Friday morning, the bits of news accumulated. The path to the Real Madrid versus Barcelona Champions League Final was cleared. George Clooney was arrested at a protest in Washington. CBS renewed 2 Broke Girls for a second season. Kate Middleton's favourite designer is an Irish person named Orla Kiely, who seems to create clothes for pixie-sized people.

Then, the big news. BCE to acquire Astral Media for $3-billion! Holey moley, that's a lotta moolah. It only seems like last month that BCE created Bell Media when it bought the CTV network and its specialty channels for $1.3-billion. And it only seems like last week that BCE joined with Rogers Communications Inc. to buy Maple Leaf Sports and Entertainment, in another multi-billion-dollar deal. Man, these people own a lot of stuff. Soon, if the price is right, BCE will simply buy the country and we'll all be citizens of a place called "Bell Canada."

Over in the important part of this newspaper and others, the deal was analyzed and its possible meaning thrashed out. Meanings? Astral owns HBO Canada and thereby has access to much premium TV content. Boardwalk Empire. The Sopranos. Sex and the City. Entourage. Perhaps the deal is about acquiring premium TV content. Perhaps it's about "fending off" Netflix. Perhaps it's just about a bigger footprint in the Quebec market. (Mind you, the latter position always underestimates the complexity of Quebec culture.) Perhaps it's about content for smartphones.

It's all heady and wildly speculative. In truth, I put it to you that nobody knows a darn thing about where the consumption of TV content is going.

Reports suggest that the watching of stuff on cellphones has increased. Indeed. But it's possible that those doing the watching are teenage schoolboys watching porn on the bus going to school. The recent documentary Sext up Kids suggested that this is happening, big-time. It's also possible that Netflix is the Blockbuster Video of our time. A fad, and overrated for service, reliability and price. Last summer, when Netflix in the U.S. increased its prices, it instantly lost a million customers. Apparently access to a vast cache of old episodes of Two and a Half Men does not inspire some people to pay the extra few dollars.

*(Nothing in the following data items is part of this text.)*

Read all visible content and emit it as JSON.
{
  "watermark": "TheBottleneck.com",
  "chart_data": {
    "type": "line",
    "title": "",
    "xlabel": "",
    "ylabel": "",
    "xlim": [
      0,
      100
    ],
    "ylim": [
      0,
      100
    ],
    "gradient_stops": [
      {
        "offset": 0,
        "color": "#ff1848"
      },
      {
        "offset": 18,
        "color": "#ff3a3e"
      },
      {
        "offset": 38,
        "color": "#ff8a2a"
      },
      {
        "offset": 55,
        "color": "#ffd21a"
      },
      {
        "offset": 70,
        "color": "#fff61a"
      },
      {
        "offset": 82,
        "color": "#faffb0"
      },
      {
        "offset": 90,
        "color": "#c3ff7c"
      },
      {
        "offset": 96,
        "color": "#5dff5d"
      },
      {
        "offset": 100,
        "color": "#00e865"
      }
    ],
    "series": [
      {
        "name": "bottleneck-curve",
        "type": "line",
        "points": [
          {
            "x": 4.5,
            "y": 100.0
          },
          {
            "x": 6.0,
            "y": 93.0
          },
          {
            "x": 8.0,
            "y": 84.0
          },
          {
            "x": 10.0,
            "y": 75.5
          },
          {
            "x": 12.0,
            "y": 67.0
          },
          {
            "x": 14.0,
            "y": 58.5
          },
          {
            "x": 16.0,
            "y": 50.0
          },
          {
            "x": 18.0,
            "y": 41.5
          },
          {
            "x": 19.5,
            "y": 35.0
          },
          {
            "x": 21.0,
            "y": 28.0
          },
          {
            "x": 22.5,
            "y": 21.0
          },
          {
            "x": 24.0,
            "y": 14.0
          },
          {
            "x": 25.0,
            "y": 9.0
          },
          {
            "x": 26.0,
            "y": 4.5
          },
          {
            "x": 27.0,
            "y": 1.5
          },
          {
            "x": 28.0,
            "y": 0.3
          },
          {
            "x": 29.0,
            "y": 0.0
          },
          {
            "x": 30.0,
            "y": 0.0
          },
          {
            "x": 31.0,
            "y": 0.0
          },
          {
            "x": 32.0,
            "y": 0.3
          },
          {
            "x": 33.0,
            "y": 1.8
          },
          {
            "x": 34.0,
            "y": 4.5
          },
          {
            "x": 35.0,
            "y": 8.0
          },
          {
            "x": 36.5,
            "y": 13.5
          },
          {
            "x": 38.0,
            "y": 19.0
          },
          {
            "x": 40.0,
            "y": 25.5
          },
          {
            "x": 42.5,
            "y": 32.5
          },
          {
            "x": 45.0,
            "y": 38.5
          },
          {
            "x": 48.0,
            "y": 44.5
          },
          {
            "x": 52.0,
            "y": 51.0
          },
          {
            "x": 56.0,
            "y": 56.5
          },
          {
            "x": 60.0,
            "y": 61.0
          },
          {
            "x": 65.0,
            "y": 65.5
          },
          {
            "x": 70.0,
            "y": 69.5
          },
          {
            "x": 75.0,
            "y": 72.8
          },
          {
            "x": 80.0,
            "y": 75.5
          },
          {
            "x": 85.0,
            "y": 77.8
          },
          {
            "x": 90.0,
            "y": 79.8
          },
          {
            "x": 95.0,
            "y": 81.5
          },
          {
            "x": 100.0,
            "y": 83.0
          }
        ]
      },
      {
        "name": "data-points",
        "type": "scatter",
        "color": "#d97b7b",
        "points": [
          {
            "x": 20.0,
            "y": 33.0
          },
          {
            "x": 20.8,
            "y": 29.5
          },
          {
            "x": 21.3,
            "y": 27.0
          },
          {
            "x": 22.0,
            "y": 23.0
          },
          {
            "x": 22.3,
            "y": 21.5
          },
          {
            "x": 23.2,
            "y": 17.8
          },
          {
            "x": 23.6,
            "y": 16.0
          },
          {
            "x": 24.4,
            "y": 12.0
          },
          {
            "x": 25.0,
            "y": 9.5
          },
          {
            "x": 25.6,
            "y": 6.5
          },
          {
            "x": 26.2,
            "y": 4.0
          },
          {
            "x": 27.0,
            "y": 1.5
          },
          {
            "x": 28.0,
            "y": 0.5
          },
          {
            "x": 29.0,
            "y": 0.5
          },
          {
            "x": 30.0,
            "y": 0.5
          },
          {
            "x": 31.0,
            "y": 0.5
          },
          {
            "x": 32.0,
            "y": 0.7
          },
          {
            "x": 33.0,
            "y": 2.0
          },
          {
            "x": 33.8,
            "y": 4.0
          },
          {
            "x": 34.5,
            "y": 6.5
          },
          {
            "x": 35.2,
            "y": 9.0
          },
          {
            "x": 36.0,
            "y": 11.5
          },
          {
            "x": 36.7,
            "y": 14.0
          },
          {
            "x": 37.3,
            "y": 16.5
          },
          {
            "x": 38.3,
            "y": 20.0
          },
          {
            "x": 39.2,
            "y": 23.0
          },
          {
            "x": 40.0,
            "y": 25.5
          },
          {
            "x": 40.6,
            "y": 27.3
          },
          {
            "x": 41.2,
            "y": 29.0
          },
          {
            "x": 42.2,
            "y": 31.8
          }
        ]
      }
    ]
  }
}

All of the consolidation happening in Canada is, of course, unfolding at the same time that a small army of pundits predicts the death of television. Often the pundit's evidence is that a teenager in the house never turns on the TV but watches TV shows on a laptop. Such anecdotal hokum is countered by the reality that a lot of HDTVs are being sold, especially as prices decline. And by the trend toward the acquisition of a real TV set as a mark of adulthood, part of the package when a first job and first home is achieved. People are not buying those TVs to go on Twitter.

Nobody knows where the future of TV consumption is going. But we should all know at this point that consolidation of media ownership leads to the bland, not bigger and better choices. BCE's acquisition of CTV and its specialty channels lead quickly to the morphing of Bravo!, an arts channel, into a second-window channel for a good deal of second-rate TV. Tonight's prime-time line-up on Bravo! consists entirely of repeats of the U.S. dramas The Mentalist, Criminal Minds and White Collar. Bravo! is now wall-to wall bland TV and the pattern is that when giant companies – cable, satellite and phone companies – acquire TV channels, the specialness of specialty channels tends to evaporate. Bland is a better business model than broadcasting original content when non-broadcasters take over TV channels.

Once the heady speculation about the money and the meaning of the BCE/Astral deal (which has yet to be approved by the CRTC and the Competition Bureau) fades, it would be worth remembering some key certainties about TV viewing. First, the value of being able to choose among watching on a smartphone, a tablet, a laptop or a flat-screen TV is diminished by the sameness and blandness of the material available.

On the Prohibition-era Boardwalk Empire, a valuable asset in this deal, one assumes, the drama is about a bunch of gangs battling to control the sale of something people want, but can't easily get – alcohol. The Canadian TV situation now resembles gang war over control of access to what everybody wants, television content, but can already get in all sorts of ways. Meanwhile, what people really want is television that's special, not bland. When there's consolidation, special is almost prohibited. People pay more for what seems prohibited. Remember that, broadcasters of the bland.